From car repairs to replacing old appliances to the loss of a job, without an emergency fund to help, these situations could have a significant impact on your finances.
How Much Will You Need?
Depending on who you ask, you could get a dozen different answers to this question. The general rule of thumb is that it is best to have three to six months’ salary in savings. Others advise having three to six months’ worth of expenses in savings.
Famed author and businessman, Dave Ramsey, has a different suggestion. He recommends accumulating $1,000 in an emergency fund, first, then paying off debt before returning to your emergency fund where you work toward a goal of three to six months of emergency savings.
The higher your risk is for things like losing your job or facing long-term health problems that could put you out of work for several months, the more stable your emergency fund needs to be. Unfortunately, while you may be able to anticipate some of these risks, many of them catch us all unaware and unprepared. That is why emergency funds are so necessary.
First Steps
You do not have to start big when beginning an emergency fund. You just need to get started. Having a plan will help you reach your goal quicker. Your first step is to set a savings goal for each month and begin placing that money in a separate account for emergencies.
This step, by itself, is not enough. You will also need to sit down as a family and look for ways to increase monthly contributions to the emergency fund without growing your debt in the process.
Planning for your future financial success accomplishes little unless you are taking equal action to reduce debt.
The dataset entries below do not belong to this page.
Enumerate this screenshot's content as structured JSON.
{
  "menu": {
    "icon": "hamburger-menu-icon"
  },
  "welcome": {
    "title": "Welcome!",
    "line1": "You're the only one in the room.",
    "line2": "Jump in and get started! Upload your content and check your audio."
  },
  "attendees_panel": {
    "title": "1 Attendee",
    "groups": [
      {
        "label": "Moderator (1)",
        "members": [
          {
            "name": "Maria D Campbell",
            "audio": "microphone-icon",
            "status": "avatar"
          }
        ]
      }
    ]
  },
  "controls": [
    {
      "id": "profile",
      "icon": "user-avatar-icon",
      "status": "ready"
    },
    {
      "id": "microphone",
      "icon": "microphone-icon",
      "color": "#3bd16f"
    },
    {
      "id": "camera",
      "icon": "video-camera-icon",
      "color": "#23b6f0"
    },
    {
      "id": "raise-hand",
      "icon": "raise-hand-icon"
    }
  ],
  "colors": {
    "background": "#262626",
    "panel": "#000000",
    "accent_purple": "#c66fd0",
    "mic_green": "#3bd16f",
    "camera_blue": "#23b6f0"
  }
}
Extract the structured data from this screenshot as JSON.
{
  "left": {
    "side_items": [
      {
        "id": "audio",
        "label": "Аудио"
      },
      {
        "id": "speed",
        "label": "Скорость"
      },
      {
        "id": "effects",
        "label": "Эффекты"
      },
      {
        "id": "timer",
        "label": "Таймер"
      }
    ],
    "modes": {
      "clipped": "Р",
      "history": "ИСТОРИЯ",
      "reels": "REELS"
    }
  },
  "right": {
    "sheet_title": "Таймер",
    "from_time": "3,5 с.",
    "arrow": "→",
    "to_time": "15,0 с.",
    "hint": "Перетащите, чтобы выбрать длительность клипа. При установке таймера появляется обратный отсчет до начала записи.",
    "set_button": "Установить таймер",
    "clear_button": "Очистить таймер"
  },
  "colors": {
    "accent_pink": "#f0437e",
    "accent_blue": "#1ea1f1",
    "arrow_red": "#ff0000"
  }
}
At the very least, you need to actively work to prevent the accumulation of new debt for your family while building your emergency fund.
Finding Ways to Save
If you have searched your budget and are having difficulty finding extra dollars to invest in your emergency fund, you have a few options to consider. Either you can discover ways to earn more money or you can find ways to cut your spending.
Identifying new sources of income are always excellent ways to boost your emergency savings. However, just be aware that your new income may place you in a higher tax bracket that could have you barely breaking even when all is said and done.
For many households, the added costs of adding a job (wear-and-tear on vehicles, work clothes, meals on-the-go, additional child care, and other out-of-pocket costs) make it an unattractive option even before considering the time spent away from family and other potential negatives.
This leaves finding new ways to save as the choice for improving your emergency fund contributions. These are a few great ways to work a little more wiggle room into your budget so you can save for rainy days:
- Rent instead of buying movies (or going to the movies). Better yet, become a member of your local library and borrow new release DVDs for free!
- Skip the coffee house lattes. Investing in an on-demand coffee maker for your home is far more affordable and provides you with an infinite number of flavor options – no long lines either.
- Use a programmable thermostat in your home. It can keep the temperature constant and may help you save on your energy bills each year.
- Eliminate your expensive cable bill. With all the streaming services and free entertainment programming available today, traditional cable can be unnecessary.
- Review mobile phone plans. Closely examine how much you use your mobile phone and decide whether you might be better served with a difference phone package or even a pay-as-you-go mobile phone service rather than a lengthy – not to mention expensive – contract.
There are a number of ways the average family can save money each month for an emergency fund. Those shown above would all be great starts.
Automating the Process
The final step is the easiest for most families. Make your emergency fund contributions automatic. As soon as your paycheck hits your bank account, have your account set up to send a specific dollar amount to the emergency fund account. That way you can watch your savings grow without having to make any extra steps in the process.
Emergency funds are growing in importance day by day – especially if you have a family. You do not have to move mountains to get started, but the sooner you begin, the more help you will have when life’s little emergencies arise.